The Eighteenth Amendment to the United States Constitution, proposed by Congress on 18 December 1917 and ratified on 16 January 1919, established national Prohibition by banning the "manufacture, sale, or transportation of intoxicating liquors" within, and their importation into or exportation from, the United States. It took effect one year after ratification, on 17 January 1920. Section 2 granted Congress and the several states concurrent power to enforce the article, and Section 3 — a constitutional novelty championed for the first time — imposed a seven-year ratification deadline, a device the Supreme Court upheld in Dillon v. Gloss (1921). The amendment was the constitutional culmination of nearly a century of temperance agitation led by the Woman's Christian Temperance Union (founded 1874) and the Anti-Saloon League (founded 1893), reinforced by wartime grain-conservation arguments and anti-German sentiment directed at the brewing industry.
The amendment's bare text did not itself define "intoxicating liquors" or supply an enforcement machinery; that was furnished by the Volstead Act (the National Prohibition Act of 1919), passed over President Woodrow Wilson's veto, which fixed the threshold at 0.5 percent alcohol by volume and vested enforcement in the Treasury Department's Prohibition Bureau. The Eighteenth Amendment is notable as the only constitutional amendment to restrict the private conduct of citizens rather than the powers of government, and the only one ever to be repealed in its entirety.
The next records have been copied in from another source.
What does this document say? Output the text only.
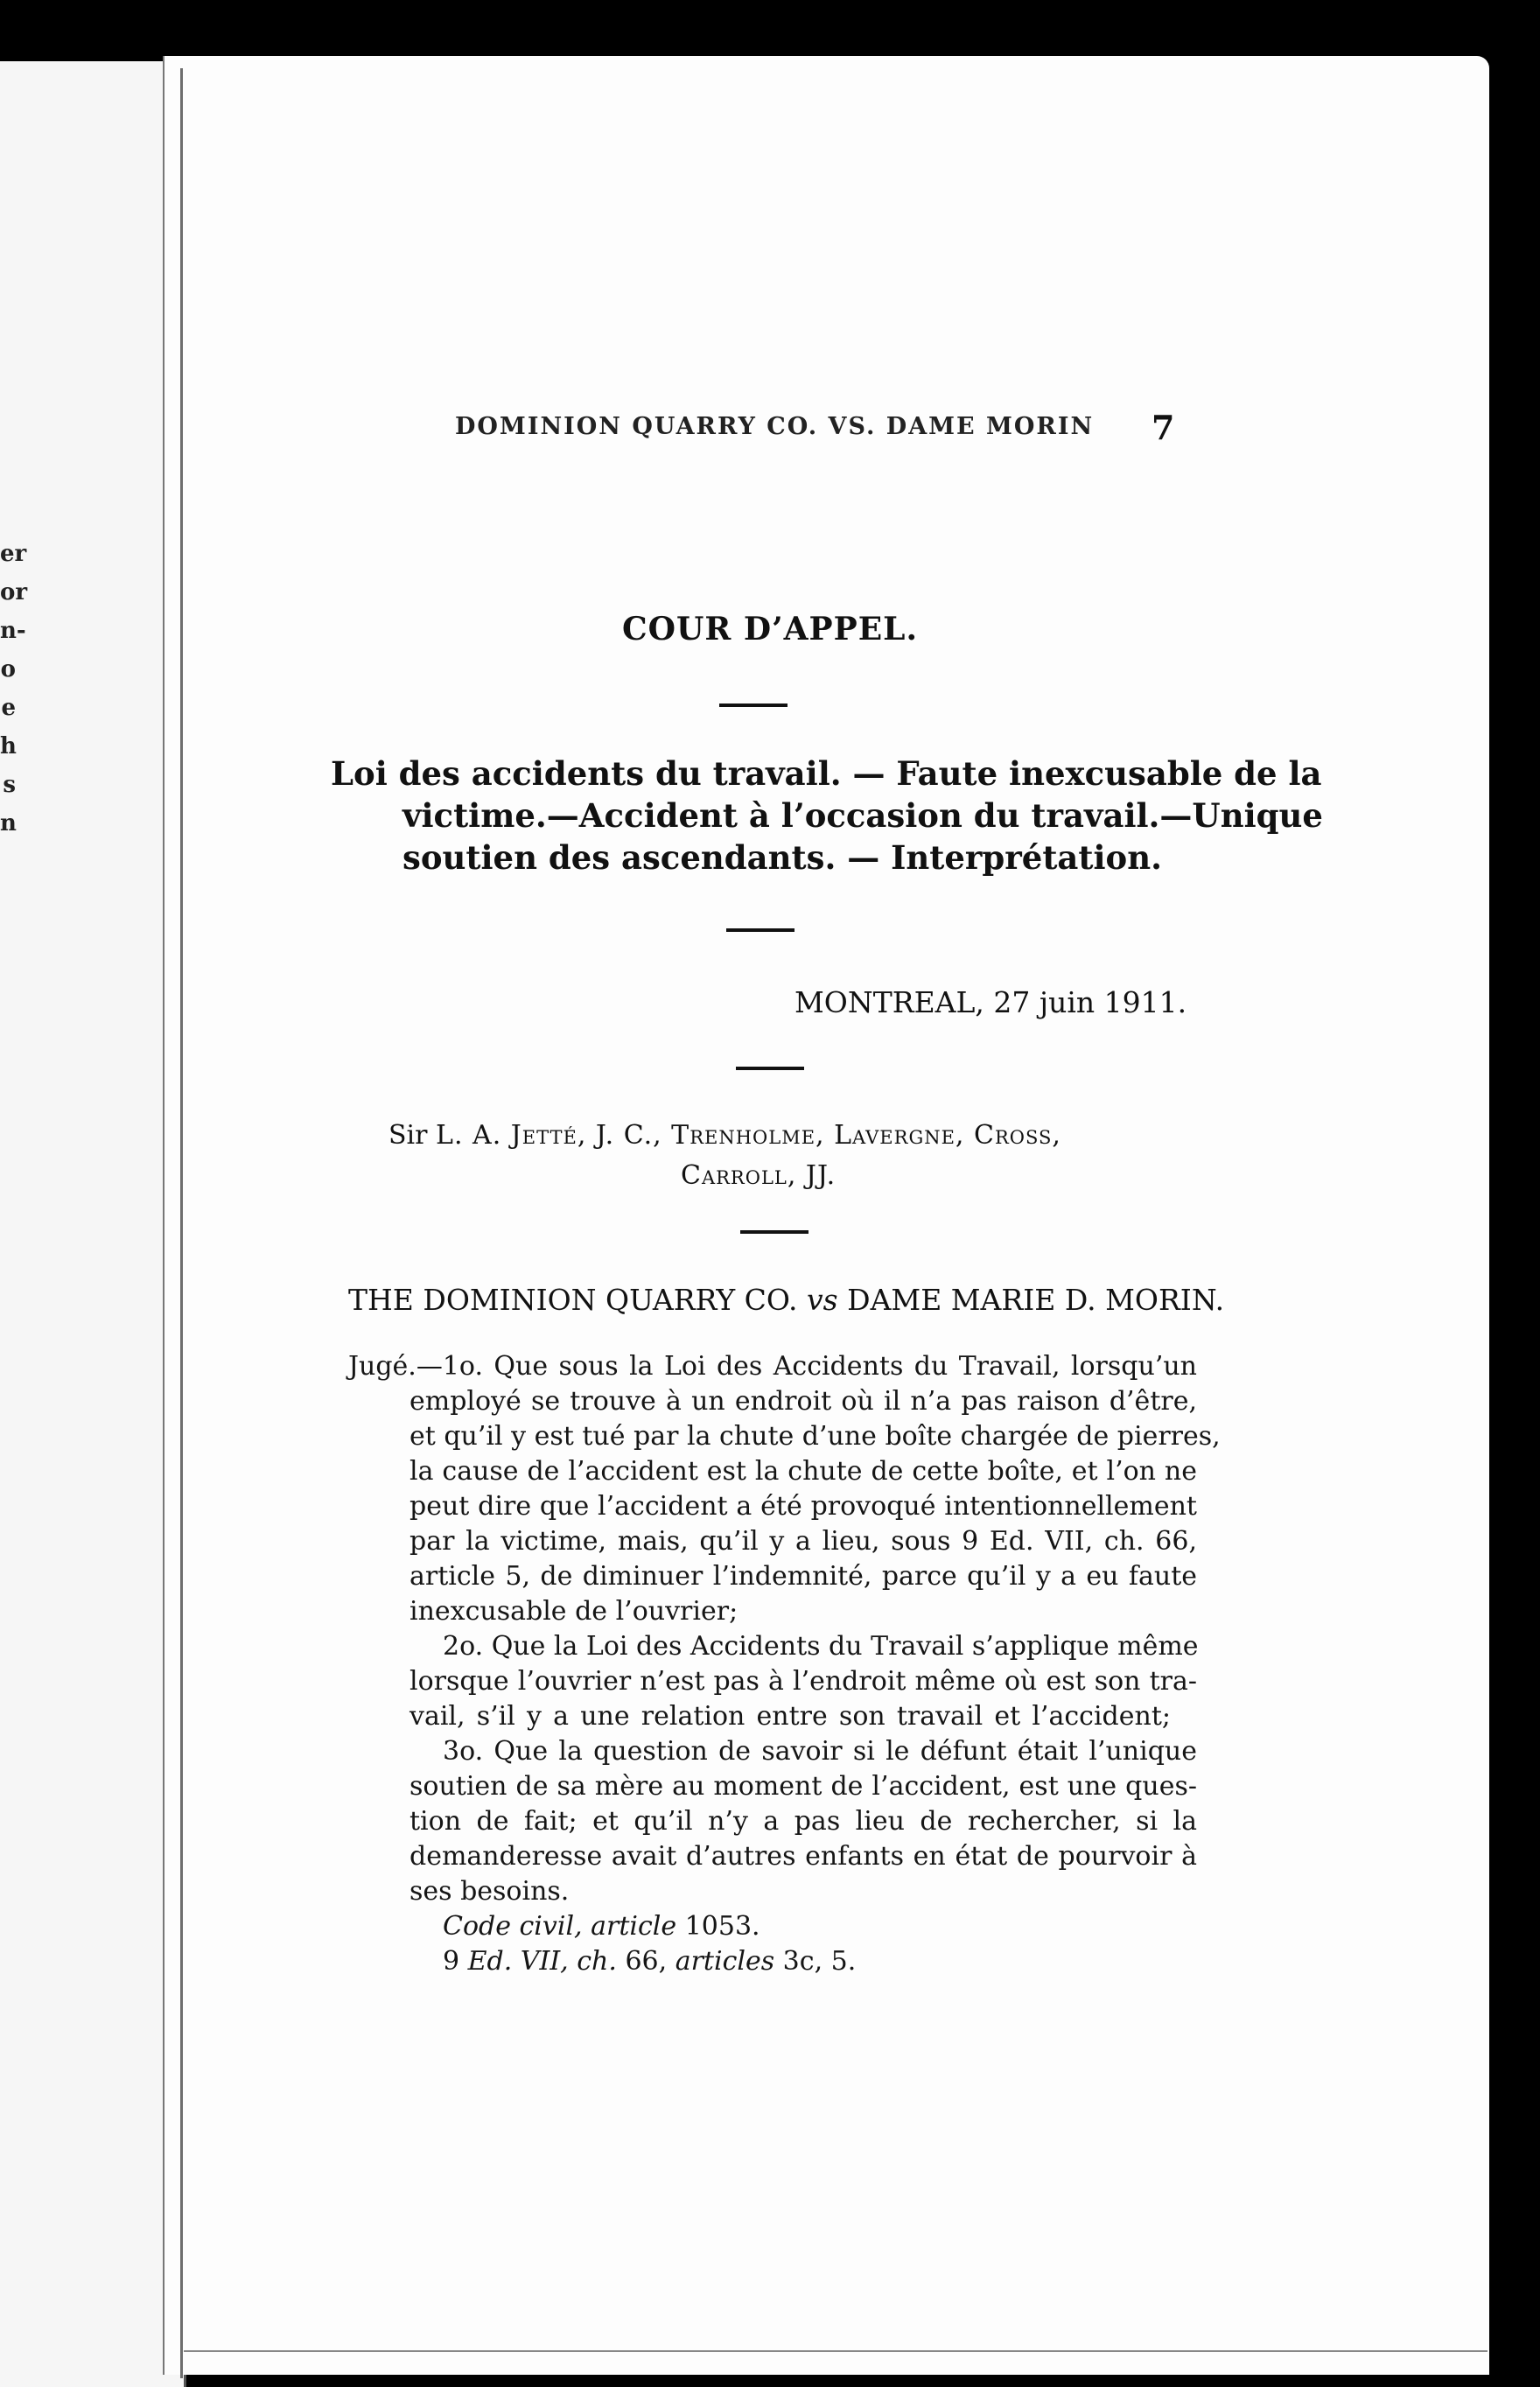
er
or
n-
o
e
h
s
n
DOMINION QUARRY CO. VS. DAME MORIN 7
COUR D’APPEL.
Loi des accidents du travail. — Faute inexcusable de la
victime.—Accident à l’occasion du travail.—Unique
soutien des ascendants. — Interprétation.
MONTREAL, 27 juin 1911.
Sir L. A. Jetté, J. C., Trenholme, Lavergne, Cross,
Carroll, JJ.
THE DOMINION QUARRY CO. vs DAME MARIE D. MORIN.
Jugé.—1o. Que sous la Loi des Accidents du Travail, lorsqu’un
employé se trouve à un endroit où il n’a pas raison d’être,
et qu’il y est tué par la chute d’une boîte chargée de pierres,
la cause de l’accident est la chute de cette boîte, et l’on ne
peut dire que l’accident a été provoqué intentionnellement
par la victime, mais, qu’il y a lieu, sous 9 Ed. VII, ch. 66,
article 5, de diminuer l’indemnité, parce qu’il y a eu faute
inexcusable de l’ouvrier;
2o. Que la Loi des Accidents du Travail s’applique même
lorsque l’ouvrier n’est pas à l’endroit même où est son tra-
vail, s’il y a une relation entre son travail et l’accident;
3o. Que la question de savoir si le défunt était l’unique
soutien de sa mère au moment de l’accident, est une ques-
tion de fait; et qu’il n’y a pas lieu de rechercher, si la
demanderesse avait d’autres enfants en état de pourvoir à
ses besoins.
Code civil, article 1053.
9 Ed. VII, ch. 66, articles 3c, 5.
Its concurrent-enforcement clause produced jurisdictional friction between federal and state agents, and the Supreme Court sustained aggressive enforcement methods, controversially permitting warrantless wiretaps in Olmstead v. United States (1928).
In practice Prohibition spawned a vast illicit economy: bootlegging, speakeasies, and organized crime syndicates epitomized by Al Capone's Chicago Outfit, alongside widespread "rum-running" along the coasts and the Detroit River. Enforcement proved chronically underfunded, public compliance eroded, and tax revenue from legal liquor sales — badly needed after the Great Depression struck in 1929 — was forfeited. Mounting opposition, organized by the Association Against the Prohibition Amendment and reflected in the 1932 Democratic platform, led to repeal. The Twenty-First Amendment, ratified 5 December 1933, repealed the Eighteenth in full — the only such repeal in American constitutional history — and uniquely was ratified by state ratifying conventions rather than state legislatures under Article V, while its Section 2 returned regulatory authority over alcohol to the states.
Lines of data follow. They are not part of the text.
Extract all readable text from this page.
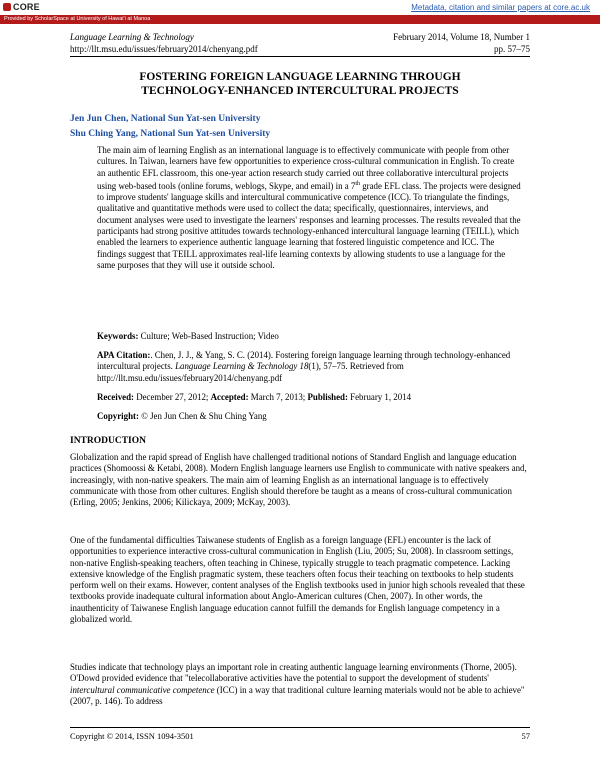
CORE	Metadata, citation and similar papers at core.ac.uk
Provided by ScholarSpace at University of Hawai'i at Manoa
Language Learning & Technology
http://llt.msu.edu/issues/february2014/chenyang.pdf
February 2014, Volume 18, Number 1
pp. 57–75
FOSTERING FOREIGN LANGUAGE LEARNING THROUGH
TECHNOLOGY-ENHANCED INTERCULTURAL PROJECTS
Jen Jun Chen, National Sun Yat-sen University
Shu Ching Yang, National Sun Yat-sen University
The main aim of learning English as an international language is to effectively communicate with people from other cultures. In Taiwan, learners have few opportunities to experience cross-cultural communication in English. To create an authentic EFL classroom, this one-year action research study carried out three collaborative intercultural projects using web-based tools (online forums, weblogs, Skype, and email) in a 7th grade EFL class. The projects were designed to improve students' language skills and intercultural communicative competence (ICC). To triangulate the findings, qualitative and quantitative methods were used to collect the data; specifically, questionnaires, interviews, and document analyses were used to investigate the learners' responses and learning processes. The results revealed that the participants had strong positive attitudes towards technology-enhanced intercultural language learning (TEILL), which enabled the learners to experience authentic language learning that fostered linguistic competence and ICC. The findings suggest that TEILL approximates real-life learning contexts by allowing students to use a language for the same purposes that they will use it outside school.
Keywords: Culture; Web-Based Instruction; Video
APA Citation:. Chen, J. J., & Yang, S. C. (2014). Fostering foreign language learning through technology-enhanced intercultural projects. Language Learning & Technology 18(1), 57–75. Retrieved from http://llt.msu.edu/issues/february2014/chenyang.pdf
Received: December 27, 2012; Accepted: March 7, 2013; Published: February 1, 2014
Copyright: © Jen Jun Chen & Shu Ching Yang
INTRODUCTION
Globalization and the rapid spread of English have challenged traditional notions of Standard English and language education practices (Shomoossi & Ketabi, 2008). Modern English language learners use English to communicate with native speakers and, increasingly, with non-native speakers. The main aim of learning English as an international language is to effectively communicate with those from other cultures. English should therefore be taught as a means of cross-cultural communication (Erling, 2005; Jenkins, 2006; Kilickaya, 2009; McKay, 2003).
One of the fundamental difficulties Taiwanese students of English as a foreign language (EFL) encounter is the lack of opportunities to experience interactive cross-cultural communication in English (Liu, 2005; Su, 2008). In classroom settings, non-native English-speaking teachers, often teaching in Chinese, typically struggle to teach pragmatic competence. Lacking extensive knowledge of the English pragmatic system, these teachers often focus their teaching on textbooks to help students perform well on their exams. However, content analyses of the English textbooks used in junior high schools revealed that these textbooks provide inadequate cultural information about Anglo-American cultures (Chen, 2007). In other words, the inauthenticity of Taiwanese English language education cannot fulfill the demands for English language competency in a globalized world.
Studies indicate that technology plays an important role in creating authentic language learning environments (Thorne, 2005). O'Dowd provided evidence that "telecollaborative activities have the potential to support the development of students' intercultural communicative competence (ICC) in a way that traditional culture learning materials would not be able to achieve" (2007, p. 146). To address
Copyright © 2014, ISSN 1094-3501	57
For the FSOT US History section, the Eighteenth Amendment is a high-yield topic tested on several angles: its place in the Progressive Era reform sequence (alongside the Sixteenth, Seventeenth, and Nineteenth Amendments), the distinction between the amendment and its enabling Volstead Act, the social consequences of Prohibition in the 1920s, and the mechanics of its repeal via convention ratification. Candidates should be able to date ratification (1919) and repeal (1933), identify the Twenty-First Amendment as the repealing instrument, and explain why Prohibition is the standard textbook example of failed national social engineering through constitutional means.
Example
In 1931, federal agents under the Volstead Act enforcing the Eighteenth Amendment secured the conviction of Chicago crime boss Al Capone — though ultimately on tax-evasion charges rather than bootlegging itself.
Frequently asked questions
The Eighteenth Amendment (1919) constitutionally banned intoxicating liquors but defined neither the term nor an enforcement mechanism. The Volstead Act of 1919 was the enabling statute that set the 0.5 percent alcohol threshold and assigned enforcement to the Treasury Department.